Tristan Karache : Par rapport à la première saison des Overwatch Contenders, Eagle Gaming a rencontré plus de difficultés. Pouvez-vous comparer le parcours de ces deux saisons et nous en dresser une analyse ?

Féfé : Globalement sur cette deuxième saison, tout s’est passé comme prévu mis à part le match contre We Have Org où nous avons été surpris. Nous n’avons pas été capables d’imposer le rythme que nous aurions voulu soumettre. Notre défaite face à Team Gigantti est simplement due au fait que nous sommes tombés sur une équipe qui était plus forte que nous à cet instant de la compétition. Le niveau en Europe est très homogène. Certes, il y’a deux équipes qui surnagent la compétition, à savoir Angy Titans et Team Gigantti, mais je pense que n’importe quelle équipe peut gagner si elle met l’intensité nécessaire. Par rapport à la première saison où ça s’est passé sans accrocs, c’était un peu plus compliqué, mais ce n’est peut-être pas une mauvaise chose. La saison dernière, on ne nous avait infligé aucune défaite. On n’avait pas pu apprendre de nos erreurs ou moins. Perdre, c’est formateur.

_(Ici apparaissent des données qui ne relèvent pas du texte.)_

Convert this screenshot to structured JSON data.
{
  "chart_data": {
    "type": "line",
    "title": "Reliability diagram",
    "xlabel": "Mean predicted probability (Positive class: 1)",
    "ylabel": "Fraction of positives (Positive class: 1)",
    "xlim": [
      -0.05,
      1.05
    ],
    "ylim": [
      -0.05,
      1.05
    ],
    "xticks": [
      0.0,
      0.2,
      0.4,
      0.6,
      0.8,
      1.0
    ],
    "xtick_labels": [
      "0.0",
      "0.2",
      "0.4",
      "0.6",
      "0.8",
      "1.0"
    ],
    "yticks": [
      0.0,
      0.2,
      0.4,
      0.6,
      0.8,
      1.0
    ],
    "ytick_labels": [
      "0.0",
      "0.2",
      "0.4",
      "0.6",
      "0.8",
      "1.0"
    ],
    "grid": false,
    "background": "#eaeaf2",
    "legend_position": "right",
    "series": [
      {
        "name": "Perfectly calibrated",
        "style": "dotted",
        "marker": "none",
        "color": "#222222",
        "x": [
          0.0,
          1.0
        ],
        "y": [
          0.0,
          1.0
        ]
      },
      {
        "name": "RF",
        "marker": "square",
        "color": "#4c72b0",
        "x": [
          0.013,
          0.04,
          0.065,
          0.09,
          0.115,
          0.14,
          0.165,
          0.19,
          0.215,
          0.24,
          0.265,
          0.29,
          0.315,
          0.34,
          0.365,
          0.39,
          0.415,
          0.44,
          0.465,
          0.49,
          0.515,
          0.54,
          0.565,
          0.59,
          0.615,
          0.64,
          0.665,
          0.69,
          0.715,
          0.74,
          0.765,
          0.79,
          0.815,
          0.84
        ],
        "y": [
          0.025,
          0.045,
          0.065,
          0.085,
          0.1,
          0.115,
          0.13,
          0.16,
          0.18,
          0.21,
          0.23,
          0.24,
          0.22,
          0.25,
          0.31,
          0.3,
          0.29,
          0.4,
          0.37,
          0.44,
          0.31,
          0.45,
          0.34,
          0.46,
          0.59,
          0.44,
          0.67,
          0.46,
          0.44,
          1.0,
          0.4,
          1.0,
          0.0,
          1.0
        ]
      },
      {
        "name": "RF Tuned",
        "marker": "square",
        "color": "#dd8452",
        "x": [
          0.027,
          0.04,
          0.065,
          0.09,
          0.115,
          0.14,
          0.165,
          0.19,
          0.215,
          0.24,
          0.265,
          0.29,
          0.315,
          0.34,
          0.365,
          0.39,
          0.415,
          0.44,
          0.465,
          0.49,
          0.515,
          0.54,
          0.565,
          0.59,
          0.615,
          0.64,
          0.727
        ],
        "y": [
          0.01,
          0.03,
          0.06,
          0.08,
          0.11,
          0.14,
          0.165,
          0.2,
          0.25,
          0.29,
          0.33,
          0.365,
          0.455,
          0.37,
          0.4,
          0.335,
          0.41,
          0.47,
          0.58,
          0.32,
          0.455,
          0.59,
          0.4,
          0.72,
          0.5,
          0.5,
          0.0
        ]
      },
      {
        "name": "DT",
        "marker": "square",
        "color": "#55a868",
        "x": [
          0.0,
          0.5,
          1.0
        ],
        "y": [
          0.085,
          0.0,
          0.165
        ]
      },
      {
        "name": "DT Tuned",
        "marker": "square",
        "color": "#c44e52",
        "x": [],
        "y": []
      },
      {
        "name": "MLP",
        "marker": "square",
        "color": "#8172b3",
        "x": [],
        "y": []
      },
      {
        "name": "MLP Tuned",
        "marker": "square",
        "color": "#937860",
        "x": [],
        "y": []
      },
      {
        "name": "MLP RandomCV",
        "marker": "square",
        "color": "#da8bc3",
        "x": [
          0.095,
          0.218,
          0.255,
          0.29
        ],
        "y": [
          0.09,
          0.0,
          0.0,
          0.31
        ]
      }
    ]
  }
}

Finalement, cette saison, on aura pu corriger les fautes de parcours qu’on n’a pas eu l’occasion de faire la saison dernière et ça pourrait, qui sait, nous amener plus loin.

 

TK : Quel est le match qui vous a apporté le plus d’enseignements dans cette deuxième saison ?

F : Étant donné qu’à l'entraînement les autres équipes en Europe avaient tendance à jouer des compositions dive et nous axées tank, c’est celui contre We Have Org qui a proposé des formations tanks sur toutes les maps. C’est un style de jeu contre lequel on avait perdu l’habitude de jouer. Ca nous a permis de nous rappeler les principes de base et les différentes manières de s’adapter à ce genre de situation dans le but d’être le plus polyvalent possible.

 

TK : Êtes-vous satisfait de la performance actuellement réalisée ?

F : On finit sur un bilan positif de trois victoires et deux défaites. Mis à part le faux pas contre We Have Org, je suis globalement satisfait de la performance des joueurs.

 

TK : Eagle Gaming est ainsi qualifié pour les phases finales de la compétition. Comment abordez-vous le prochain match qui sera face aux joueurs d’Orgless and Hungry ? Précisons que ces derniers ont tout de même réussi à remporter la victoire face aux British Hurricane, grands gagnants de la saison 1 des Contenders.

F : On l’aborde avec beaucoup de réflexion parce qu’il y a un nouveau patch qui provoque beaucoup de changement au niveau de la méta et de la façon de jouer. Actuellement, on est en phase d’apprentissage. On essaye de découvrir ce qui peut marcher et ce qui risque de ne pas fonctionner pour constituer les meilleures stratégies et les meilleures compos sur les différentes cartes. Après, il y aura une phase d'entraînement intensive des compositions choisies. Par rapport à Orgless and Hungry, le fait qu’il y ait ce nouveau patch change toute la donne. On ne peut pas se baser sur ce qu’ils ont joué précédemment. On est forcés de s’appuyer sur notre jeu et d’essayer de deviner leurs stratégies. Le niveau des équipes est en quelque sorte redistribué.

 

TK : Vous êtes l’une des rares équipes professionnelles eSportives en Europe à compter 11 joueurs dans vos rangs. Comment faites-vous pour déterminer ceux qui seront inscrits sur la feuille de match ?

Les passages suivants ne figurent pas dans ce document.